Topics: Memory, Jewish Neighbourhoods, Jewish Space, Jewish Heritage, Oral History and Biography, Holocaust, Holocaust Commemoration, Holocaust Memorials, Holocaust Survivors, Holocaust Survivors: Children of, Main Topic: Holocaust and Memorial
Abstract: In 1905, Yiddish poet and Glasgow union activist Avrom Radutsky described the Jewish population of Scotland as ‘a mere drop in the ocean’. Nevertheless, by 1920 this drop had swelled to 20,000 people, centred primarily (though by no means exclusively) around the Gorbals in Glasgow. The area was characterised by vibrant community life, but also cramped low-quality housing, poor sanitation and harsh economic inequality. Many of Glasgow’s Jews began to climb a social ladder that would lead them out of the Gorbals and towards more spacious residences in the south-west of the city, but maintained regular contact with its streets, shops and places of worship.
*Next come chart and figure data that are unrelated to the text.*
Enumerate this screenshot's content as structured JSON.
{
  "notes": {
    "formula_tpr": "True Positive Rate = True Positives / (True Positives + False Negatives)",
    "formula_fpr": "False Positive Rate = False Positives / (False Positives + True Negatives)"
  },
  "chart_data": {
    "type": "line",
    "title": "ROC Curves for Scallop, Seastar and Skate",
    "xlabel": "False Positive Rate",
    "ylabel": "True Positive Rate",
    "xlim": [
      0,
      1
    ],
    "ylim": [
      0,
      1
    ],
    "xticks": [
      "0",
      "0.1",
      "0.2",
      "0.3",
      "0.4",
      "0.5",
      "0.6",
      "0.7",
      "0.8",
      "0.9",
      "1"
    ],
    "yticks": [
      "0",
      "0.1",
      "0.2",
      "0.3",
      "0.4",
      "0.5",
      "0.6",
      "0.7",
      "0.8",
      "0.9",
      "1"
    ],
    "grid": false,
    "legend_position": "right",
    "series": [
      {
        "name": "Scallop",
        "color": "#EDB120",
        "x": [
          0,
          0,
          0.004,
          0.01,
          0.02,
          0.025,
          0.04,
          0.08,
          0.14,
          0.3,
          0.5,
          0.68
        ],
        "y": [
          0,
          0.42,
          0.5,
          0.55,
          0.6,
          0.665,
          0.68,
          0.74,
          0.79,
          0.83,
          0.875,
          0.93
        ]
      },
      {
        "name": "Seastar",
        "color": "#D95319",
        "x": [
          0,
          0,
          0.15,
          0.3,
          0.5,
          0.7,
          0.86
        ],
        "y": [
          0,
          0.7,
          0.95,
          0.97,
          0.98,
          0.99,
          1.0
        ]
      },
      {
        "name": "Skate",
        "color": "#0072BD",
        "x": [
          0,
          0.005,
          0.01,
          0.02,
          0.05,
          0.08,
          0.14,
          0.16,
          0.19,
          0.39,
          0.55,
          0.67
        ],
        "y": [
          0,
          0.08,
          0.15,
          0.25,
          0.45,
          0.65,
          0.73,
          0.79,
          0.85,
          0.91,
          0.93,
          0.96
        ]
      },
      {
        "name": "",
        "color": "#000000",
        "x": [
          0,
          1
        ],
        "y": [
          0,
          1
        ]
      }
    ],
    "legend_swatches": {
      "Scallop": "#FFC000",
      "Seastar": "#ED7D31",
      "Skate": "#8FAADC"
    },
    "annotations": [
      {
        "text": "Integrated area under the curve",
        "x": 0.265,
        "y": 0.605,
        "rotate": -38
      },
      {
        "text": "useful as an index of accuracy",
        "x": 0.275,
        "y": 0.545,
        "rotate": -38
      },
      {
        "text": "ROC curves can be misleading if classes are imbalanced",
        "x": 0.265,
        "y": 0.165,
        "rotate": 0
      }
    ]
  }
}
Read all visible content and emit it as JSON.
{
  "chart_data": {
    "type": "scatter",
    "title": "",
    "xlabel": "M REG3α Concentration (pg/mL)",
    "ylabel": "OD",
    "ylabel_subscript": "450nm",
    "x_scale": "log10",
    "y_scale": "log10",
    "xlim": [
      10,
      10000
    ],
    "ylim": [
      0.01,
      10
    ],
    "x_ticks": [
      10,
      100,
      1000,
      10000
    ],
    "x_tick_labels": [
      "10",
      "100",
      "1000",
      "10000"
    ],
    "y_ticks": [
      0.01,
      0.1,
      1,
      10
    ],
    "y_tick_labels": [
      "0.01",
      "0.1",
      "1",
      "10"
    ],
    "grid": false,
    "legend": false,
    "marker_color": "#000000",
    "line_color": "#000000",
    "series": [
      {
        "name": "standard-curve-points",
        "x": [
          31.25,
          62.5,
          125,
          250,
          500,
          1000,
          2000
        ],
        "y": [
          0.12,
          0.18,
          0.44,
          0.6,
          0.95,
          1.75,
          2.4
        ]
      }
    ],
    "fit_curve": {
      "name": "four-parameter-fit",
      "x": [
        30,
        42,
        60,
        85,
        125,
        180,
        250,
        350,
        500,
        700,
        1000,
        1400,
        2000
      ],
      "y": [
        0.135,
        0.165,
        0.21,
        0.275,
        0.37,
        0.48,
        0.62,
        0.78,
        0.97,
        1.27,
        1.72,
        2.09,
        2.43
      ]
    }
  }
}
Large-scale demolition of the neighbourhood in the 1960s mean that the Gorbals looks very different today, and the Jews are gone. The Jewishness of this space, however, still remains: a remembered or imagined presence in the minds of second and third generations, celebrated through community outreach, or romantically evoked in popular narratives. Equally, an absence of Jewish life in today’s Gorbals has been paralleled by the emergence of wide-ranging and socially minded virtual networks of shared memory. Through analysis of contemporary accounts and archival sources, oral histories, fieldwork interviews, and lively online discussion groups, this article examines how this former densely populated Jewish neighbourhood now functions as an important lieu de memoire, but in a significantly different way to Eastern Europe’s pre-war Jewish spaces. At the geographical edges of more traumatic histories, the Gorbals instead provides an affective link for contemporary, assimilated Scottish Jews, while at the same time the area’s Jewish history becomes part of a wider virtual online community – signifying an emotional connection to immigrant narratives and grounding personal and social histories.